“Mother” Ann Lee (1736-1784) was born to a family of poor English Quakers in Manchester. Baptised at age six in what is now the Anglican Manchester Cathedral, she went through several jobs growing up, and was forced by her father to marry; she had four children, all of whom died in infancy. She claimed then to receive a revelation from God that sex of any kind was evil. Sin could be purged by its renunciation and a kind of worship that required shaking, trembling and dancing – this led to her followers being called “Shakers”.
In addition, Mother Ann believed in communicating with the dead during worship, and in complete equality of the sexes – her followers came to believe that she was herself the Second Coming of Christ.

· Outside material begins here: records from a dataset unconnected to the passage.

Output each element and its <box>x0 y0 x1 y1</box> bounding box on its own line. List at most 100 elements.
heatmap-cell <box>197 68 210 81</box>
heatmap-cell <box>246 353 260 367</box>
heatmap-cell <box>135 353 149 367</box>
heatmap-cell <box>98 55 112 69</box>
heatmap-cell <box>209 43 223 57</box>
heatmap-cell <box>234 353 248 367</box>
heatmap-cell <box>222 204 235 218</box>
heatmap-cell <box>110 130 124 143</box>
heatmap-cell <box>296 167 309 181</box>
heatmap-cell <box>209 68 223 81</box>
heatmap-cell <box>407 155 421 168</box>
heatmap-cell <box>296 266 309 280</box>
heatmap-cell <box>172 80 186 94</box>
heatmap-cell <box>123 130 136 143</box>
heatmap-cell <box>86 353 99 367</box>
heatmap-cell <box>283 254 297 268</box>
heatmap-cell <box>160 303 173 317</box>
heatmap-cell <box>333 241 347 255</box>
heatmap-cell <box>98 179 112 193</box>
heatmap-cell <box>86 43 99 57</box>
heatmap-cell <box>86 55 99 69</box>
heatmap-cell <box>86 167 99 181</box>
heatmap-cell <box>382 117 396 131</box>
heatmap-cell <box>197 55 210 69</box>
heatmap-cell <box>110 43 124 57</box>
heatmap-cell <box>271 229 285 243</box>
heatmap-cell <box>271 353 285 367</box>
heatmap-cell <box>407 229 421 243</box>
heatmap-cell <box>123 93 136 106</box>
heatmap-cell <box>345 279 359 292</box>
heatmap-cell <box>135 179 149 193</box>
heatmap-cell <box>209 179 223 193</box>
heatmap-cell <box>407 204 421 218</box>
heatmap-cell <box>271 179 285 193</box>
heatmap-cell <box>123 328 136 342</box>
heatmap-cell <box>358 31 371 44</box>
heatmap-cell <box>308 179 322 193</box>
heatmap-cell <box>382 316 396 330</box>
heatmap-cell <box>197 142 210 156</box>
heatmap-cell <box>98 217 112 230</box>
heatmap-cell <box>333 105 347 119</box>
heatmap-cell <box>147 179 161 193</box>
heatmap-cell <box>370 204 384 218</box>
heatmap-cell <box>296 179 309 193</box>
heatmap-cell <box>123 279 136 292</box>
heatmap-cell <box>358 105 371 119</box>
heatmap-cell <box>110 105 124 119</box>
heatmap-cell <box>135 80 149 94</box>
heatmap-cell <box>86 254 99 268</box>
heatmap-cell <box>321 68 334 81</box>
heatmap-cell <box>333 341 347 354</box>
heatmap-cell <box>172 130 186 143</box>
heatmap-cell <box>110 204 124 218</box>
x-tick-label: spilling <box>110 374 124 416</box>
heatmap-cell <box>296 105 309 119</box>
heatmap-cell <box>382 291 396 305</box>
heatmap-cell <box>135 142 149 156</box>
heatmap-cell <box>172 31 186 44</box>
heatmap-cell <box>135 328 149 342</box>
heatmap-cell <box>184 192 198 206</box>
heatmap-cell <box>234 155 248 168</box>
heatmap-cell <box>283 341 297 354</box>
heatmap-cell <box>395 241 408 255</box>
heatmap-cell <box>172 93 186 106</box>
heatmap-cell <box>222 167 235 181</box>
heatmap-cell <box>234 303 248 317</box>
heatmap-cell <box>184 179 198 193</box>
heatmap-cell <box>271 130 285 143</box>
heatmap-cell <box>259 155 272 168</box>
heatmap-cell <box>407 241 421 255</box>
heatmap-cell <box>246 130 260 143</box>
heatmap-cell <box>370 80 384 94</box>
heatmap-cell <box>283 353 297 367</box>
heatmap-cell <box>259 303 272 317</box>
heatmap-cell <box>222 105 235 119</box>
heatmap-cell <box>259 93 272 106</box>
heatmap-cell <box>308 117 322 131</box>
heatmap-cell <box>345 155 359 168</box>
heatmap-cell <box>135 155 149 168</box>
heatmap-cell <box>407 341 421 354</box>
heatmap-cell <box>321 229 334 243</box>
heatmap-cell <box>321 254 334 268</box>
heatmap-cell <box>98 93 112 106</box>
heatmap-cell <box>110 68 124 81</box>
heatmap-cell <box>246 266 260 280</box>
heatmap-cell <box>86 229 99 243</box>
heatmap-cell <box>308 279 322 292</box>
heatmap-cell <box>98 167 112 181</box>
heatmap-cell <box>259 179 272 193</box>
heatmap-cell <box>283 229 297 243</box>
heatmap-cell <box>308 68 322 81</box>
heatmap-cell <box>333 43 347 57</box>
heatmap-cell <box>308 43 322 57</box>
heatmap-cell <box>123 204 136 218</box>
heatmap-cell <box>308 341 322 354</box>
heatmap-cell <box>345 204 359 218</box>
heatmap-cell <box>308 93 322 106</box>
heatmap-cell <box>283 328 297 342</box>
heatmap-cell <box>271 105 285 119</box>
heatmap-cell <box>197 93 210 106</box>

In 1774, they all left Manchester for New York City. When the Revolution broke out, Mother Ann proclaimed herself and her followers to be neutral pacifists. After five years in Gotham, the Shakers started travelling in New England, absorbing members of Shadrack Ireland’s even more bizarre New Light Cult. Worn out by hard living and occasional abuse by outsider mobs, Mother Ann died in Upstate New York and was buried in the town of Colonie.
Despite their ban on sex, the Shaker movement throve in antebellum America – from converts and adopted children. Communities sprang up throughout New England, New York State, Ohio and Kentucky; their members both farmed and created the unique Shaker furniture so prized by collectors to-day. But after the Civil War, they could not compete, and their numbers dropped sharply.
The one remaining community, Sabbathday Lake in Maine, has two members. But apart from their furniture and the 15 Shaker settlement museums throughout their former range, the Shakers have left a certain doctrinal heritage. Spiritualism’s panoply of Indian spirit guides, séances and the like were borrowed from Mother Ann’s disciples.